Vietnam’s National Assembly yesterday officially approved the resignation of President Nguyen Xuan Phuc, an unprecedented sign of political upheaval at the height of the country’s politics, and announced his interim replacement.
On January 17, the Central Committee of the ruling Communist Party of Vietnam (CPV) stated that Phuc, who served as prime minister in 2016-2021 before taking the largely ceremonial post of state president, had submitted his resignation. This came after the CPV blamed him for “violations and wrongdoings” committed by officials during his time in office.
Phuc’s resignation, the first by a sitting Vietnamese president, is the most significant political event in years, if not decades – a rare sign of rapid change in the otherwise rigid façade of CPV politics. It marks both an escalation of the party chief Nguyen Phu Trong’s near-decade-long anti-corruption drive and a brash assertion on the part of the country’s conservative securocracy.
The “violations and wrongdoings” mentioned by the CPV are almost certainly related to a pair of pandemic-era corruption scandals, one involving COVID-19 test-kits and the other involving repatriation flights for Vietnamese citizens stranded abroad.
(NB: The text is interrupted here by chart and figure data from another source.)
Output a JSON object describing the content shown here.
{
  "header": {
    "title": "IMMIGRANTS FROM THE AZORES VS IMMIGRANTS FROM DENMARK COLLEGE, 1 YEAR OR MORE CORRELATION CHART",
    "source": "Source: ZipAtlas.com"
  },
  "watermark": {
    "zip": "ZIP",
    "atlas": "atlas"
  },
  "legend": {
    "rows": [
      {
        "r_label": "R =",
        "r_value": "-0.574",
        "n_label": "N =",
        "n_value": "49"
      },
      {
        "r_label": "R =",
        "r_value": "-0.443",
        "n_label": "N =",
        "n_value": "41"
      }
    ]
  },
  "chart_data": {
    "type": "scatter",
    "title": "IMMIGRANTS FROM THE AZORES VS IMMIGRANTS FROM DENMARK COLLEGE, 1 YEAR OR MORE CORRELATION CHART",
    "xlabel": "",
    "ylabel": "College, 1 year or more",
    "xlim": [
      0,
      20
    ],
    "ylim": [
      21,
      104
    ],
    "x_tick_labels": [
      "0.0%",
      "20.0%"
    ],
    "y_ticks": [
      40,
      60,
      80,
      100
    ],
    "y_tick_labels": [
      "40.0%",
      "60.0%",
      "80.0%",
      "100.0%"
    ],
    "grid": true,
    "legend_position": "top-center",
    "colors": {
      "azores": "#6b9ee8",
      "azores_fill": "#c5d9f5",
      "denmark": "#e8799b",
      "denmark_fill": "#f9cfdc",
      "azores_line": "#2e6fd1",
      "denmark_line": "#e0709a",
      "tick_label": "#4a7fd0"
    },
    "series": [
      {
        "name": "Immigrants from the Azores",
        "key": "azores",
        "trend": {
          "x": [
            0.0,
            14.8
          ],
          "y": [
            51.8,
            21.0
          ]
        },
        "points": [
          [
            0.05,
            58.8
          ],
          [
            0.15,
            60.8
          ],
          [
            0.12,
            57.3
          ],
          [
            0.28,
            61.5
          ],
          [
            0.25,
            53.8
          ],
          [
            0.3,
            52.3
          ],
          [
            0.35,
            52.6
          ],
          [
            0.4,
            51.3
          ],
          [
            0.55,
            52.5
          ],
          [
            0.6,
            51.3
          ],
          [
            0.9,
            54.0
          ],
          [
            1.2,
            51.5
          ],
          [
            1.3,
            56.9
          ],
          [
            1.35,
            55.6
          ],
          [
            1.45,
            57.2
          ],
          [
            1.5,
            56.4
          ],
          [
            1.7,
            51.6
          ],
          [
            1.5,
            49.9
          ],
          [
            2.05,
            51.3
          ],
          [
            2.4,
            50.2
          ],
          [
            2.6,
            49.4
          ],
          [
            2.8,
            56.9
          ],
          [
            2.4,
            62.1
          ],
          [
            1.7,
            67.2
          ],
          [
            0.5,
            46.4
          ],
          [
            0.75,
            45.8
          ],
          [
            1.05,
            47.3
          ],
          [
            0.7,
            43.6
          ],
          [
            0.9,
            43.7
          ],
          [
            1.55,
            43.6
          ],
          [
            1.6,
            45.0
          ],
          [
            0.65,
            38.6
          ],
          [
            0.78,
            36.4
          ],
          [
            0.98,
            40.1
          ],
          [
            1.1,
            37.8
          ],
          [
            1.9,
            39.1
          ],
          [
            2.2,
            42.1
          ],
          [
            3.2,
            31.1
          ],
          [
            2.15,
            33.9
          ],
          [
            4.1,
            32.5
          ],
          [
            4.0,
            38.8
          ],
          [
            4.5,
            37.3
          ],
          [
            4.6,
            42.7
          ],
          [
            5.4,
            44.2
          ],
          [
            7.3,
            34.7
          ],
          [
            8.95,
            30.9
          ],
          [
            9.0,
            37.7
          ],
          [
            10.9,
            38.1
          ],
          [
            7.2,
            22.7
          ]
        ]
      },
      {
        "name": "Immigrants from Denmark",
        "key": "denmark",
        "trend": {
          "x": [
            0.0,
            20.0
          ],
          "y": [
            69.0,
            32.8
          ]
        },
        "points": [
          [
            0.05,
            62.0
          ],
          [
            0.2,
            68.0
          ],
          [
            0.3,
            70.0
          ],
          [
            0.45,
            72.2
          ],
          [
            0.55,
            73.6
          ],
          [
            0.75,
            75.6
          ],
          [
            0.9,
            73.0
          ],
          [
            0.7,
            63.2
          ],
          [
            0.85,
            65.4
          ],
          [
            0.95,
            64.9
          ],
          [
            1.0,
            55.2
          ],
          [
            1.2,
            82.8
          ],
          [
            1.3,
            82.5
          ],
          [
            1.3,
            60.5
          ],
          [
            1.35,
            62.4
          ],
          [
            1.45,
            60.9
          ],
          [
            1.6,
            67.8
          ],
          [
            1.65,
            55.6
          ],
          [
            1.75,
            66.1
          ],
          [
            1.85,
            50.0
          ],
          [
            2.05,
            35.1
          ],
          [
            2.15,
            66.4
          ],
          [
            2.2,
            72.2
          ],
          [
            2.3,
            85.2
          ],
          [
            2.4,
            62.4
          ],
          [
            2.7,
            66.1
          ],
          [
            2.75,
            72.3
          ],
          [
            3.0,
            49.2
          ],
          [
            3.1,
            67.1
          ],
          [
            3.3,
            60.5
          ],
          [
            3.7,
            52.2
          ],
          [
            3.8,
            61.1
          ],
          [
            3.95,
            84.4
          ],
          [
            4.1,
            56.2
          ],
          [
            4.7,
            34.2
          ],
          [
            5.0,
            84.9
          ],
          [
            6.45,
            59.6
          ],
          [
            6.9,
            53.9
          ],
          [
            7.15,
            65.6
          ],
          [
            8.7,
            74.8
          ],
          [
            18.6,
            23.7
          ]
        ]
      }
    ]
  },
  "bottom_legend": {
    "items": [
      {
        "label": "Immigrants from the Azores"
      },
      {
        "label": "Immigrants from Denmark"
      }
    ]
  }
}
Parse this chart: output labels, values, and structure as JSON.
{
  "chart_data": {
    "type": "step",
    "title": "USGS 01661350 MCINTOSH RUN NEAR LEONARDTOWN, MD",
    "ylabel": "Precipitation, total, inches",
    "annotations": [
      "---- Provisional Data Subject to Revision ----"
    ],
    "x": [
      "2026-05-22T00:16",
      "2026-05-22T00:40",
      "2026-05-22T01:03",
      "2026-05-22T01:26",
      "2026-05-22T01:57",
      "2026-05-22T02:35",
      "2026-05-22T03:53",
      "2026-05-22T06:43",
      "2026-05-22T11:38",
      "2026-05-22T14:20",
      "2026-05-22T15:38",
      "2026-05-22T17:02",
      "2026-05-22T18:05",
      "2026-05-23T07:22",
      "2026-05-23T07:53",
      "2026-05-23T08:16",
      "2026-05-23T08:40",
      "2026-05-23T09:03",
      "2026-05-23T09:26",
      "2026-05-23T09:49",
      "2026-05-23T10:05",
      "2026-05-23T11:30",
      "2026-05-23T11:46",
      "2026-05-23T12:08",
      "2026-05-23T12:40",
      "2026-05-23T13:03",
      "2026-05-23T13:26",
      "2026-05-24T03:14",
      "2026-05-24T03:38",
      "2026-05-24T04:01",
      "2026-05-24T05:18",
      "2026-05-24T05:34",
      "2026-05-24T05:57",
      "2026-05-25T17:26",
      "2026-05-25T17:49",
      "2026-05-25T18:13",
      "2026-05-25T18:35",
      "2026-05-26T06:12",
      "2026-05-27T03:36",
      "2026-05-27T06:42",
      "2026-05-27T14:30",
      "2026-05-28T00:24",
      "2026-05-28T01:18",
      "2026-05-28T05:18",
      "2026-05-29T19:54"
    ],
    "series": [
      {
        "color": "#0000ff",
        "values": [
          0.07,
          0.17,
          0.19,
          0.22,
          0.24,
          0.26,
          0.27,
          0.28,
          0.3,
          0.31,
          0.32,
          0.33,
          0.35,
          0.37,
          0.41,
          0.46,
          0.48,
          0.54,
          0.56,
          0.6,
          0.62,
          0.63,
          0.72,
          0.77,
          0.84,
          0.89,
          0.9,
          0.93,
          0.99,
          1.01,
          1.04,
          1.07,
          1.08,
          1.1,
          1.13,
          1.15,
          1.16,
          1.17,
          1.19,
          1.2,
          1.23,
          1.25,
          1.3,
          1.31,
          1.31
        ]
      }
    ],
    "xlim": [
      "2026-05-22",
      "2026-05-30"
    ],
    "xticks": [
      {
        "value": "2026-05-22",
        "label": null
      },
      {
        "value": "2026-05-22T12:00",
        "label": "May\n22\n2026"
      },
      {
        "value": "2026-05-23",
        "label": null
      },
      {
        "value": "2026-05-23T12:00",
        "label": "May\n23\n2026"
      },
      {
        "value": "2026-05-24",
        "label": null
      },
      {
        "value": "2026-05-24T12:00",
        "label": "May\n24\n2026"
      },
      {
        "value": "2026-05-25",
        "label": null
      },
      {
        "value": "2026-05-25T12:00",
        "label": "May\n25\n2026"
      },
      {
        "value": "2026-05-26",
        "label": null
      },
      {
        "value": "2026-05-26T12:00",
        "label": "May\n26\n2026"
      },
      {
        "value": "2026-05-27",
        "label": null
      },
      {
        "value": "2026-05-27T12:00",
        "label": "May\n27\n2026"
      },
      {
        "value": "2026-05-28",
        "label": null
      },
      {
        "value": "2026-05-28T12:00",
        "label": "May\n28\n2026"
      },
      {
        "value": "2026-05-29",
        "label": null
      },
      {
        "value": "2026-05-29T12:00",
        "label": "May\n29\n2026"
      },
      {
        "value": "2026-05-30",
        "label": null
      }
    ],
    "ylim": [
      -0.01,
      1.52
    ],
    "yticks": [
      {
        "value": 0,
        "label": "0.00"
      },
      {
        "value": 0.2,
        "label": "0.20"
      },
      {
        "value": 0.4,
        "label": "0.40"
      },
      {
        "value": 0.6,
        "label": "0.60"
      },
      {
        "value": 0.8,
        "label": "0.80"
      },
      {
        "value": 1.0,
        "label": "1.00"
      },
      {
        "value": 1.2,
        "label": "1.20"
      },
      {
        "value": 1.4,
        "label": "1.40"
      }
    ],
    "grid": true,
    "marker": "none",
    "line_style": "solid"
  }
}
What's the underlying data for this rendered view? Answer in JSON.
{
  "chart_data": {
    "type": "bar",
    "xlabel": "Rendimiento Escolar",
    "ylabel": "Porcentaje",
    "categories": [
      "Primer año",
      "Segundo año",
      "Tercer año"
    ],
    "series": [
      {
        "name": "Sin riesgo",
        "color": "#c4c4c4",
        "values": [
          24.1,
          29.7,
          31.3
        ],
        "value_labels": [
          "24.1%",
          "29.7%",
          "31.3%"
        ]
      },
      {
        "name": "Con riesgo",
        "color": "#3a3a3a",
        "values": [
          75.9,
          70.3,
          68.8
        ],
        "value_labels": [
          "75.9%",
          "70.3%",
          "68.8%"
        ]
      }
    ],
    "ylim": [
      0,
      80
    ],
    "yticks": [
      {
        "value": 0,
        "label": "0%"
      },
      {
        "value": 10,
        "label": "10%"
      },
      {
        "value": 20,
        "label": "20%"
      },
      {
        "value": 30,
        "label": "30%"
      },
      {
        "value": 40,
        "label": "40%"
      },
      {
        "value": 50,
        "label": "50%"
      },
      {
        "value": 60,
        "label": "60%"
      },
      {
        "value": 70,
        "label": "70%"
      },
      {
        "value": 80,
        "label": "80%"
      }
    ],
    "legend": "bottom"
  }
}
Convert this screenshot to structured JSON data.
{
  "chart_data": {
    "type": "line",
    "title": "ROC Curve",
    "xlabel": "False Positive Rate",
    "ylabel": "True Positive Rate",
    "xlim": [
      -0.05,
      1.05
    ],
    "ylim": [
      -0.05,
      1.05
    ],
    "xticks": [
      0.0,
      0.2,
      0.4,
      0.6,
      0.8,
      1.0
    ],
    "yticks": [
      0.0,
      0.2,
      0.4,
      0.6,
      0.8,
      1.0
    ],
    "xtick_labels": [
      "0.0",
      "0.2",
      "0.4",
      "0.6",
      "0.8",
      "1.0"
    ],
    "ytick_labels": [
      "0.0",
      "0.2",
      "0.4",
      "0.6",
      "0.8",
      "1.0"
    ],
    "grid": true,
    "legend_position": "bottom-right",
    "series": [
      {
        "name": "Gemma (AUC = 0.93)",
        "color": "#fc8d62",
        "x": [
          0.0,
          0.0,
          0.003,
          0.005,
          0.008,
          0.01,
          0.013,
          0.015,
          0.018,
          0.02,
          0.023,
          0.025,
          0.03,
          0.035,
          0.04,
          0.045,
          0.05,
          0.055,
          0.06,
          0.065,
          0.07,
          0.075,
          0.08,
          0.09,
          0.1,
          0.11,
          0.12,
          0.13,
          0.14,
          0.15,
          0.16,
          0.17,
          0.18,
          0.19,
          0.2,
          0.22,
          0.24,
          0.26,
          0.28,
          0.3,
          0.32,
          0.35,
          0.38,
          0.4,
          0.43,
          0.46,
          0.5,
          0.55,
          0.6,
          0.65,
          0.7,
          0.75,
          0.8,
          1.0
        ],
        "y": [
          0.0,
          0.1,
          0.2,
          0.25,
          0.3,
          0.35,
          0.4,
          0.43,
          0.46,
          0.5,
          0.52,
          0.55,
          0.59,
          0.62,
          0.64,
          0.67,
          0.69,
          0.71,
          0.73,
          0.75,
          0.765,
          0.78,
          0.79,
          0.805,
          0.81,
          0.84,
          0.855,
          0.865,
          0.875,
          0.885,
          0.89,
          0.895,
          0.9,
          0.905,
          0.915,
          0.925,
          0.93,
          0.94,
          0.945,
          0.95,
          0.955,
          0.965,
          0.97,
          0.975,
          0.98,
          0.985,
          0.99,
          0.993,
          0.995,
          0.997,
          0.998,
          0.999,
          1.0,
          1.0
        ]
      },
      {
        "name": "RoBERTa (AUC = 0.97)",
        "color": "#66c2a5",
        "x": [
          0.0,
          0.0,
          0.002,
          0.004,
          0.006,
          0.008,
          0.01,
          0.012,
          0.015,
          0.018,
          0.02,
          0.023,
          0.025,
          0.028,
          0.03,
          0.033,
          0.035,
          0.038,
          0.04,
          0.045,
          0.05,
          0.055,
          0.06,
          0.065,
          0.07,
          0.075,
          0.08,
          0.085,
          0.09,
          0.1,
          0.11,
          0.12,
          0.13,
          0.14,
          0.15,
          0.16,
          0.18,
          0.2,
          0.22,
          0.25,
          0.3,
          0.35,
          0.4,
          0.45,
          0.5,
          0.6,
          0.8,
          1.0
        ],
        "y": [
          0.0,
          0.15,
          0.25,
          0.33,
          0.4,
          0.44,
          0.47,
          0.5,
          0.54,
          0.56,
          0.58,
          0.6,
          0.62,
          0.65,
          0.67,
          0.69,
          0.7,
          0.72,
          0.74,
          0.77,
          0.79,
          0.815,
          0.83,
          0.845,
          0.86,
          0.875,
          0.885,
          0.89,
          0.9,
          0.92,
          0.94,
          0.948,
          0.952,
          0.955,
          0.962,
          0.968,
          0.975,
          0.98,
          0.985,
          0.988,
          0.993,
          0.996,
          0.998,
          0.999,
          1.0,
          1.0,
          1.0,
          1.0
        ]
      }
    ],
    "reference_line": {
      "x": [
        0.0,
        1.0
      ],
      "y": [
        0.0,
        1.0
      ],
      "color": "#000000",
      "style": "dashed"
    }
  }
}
These two scandals, in addition to many others, have prompted a purge of the upper echelons of Vietnamese officialdom. Phuc’s resignation was preceded by those of two of the country’s four deputy prime ministers on January 5, as well as the expulsion from the party, and in some cases the arrest, of a raft of other senior officials. While it is unclear whether Phuc was directly involved in any of these scandals, the party authorities ultimately held him responsible for the offenses committed by his underlings.
According to Vietnamese state media reports, Vice President Vo Thi Anh Xuan will serve as acting president until a new president is named, likely at the next meeting of the National Assembly in May. Xuan, 53, is the secretary of the Secretary of the An Giang Provincial Party Committee and was elected to the CPV’s Central Committee in 2016.
If appointed, Xuan, who was elected as the vice president in 2021, would become the first woman to hold the post of president, though she is not the first woman to serve in an interim capacity.
While Phuc’s removal is hugely significant, and likely marks the beginning of a period of unusual turbidity and flux behind the CPV’s otherwise monochrome façade, its full impacts will likely take some time to become known. In the meantime, there is the possibility that Trong will continue to swing his scythe. Barely having caught their breath following the president’s resignation, watchers of Vietnamese politics await the possibility that other high-ranking officials could follow him through the trapdoor.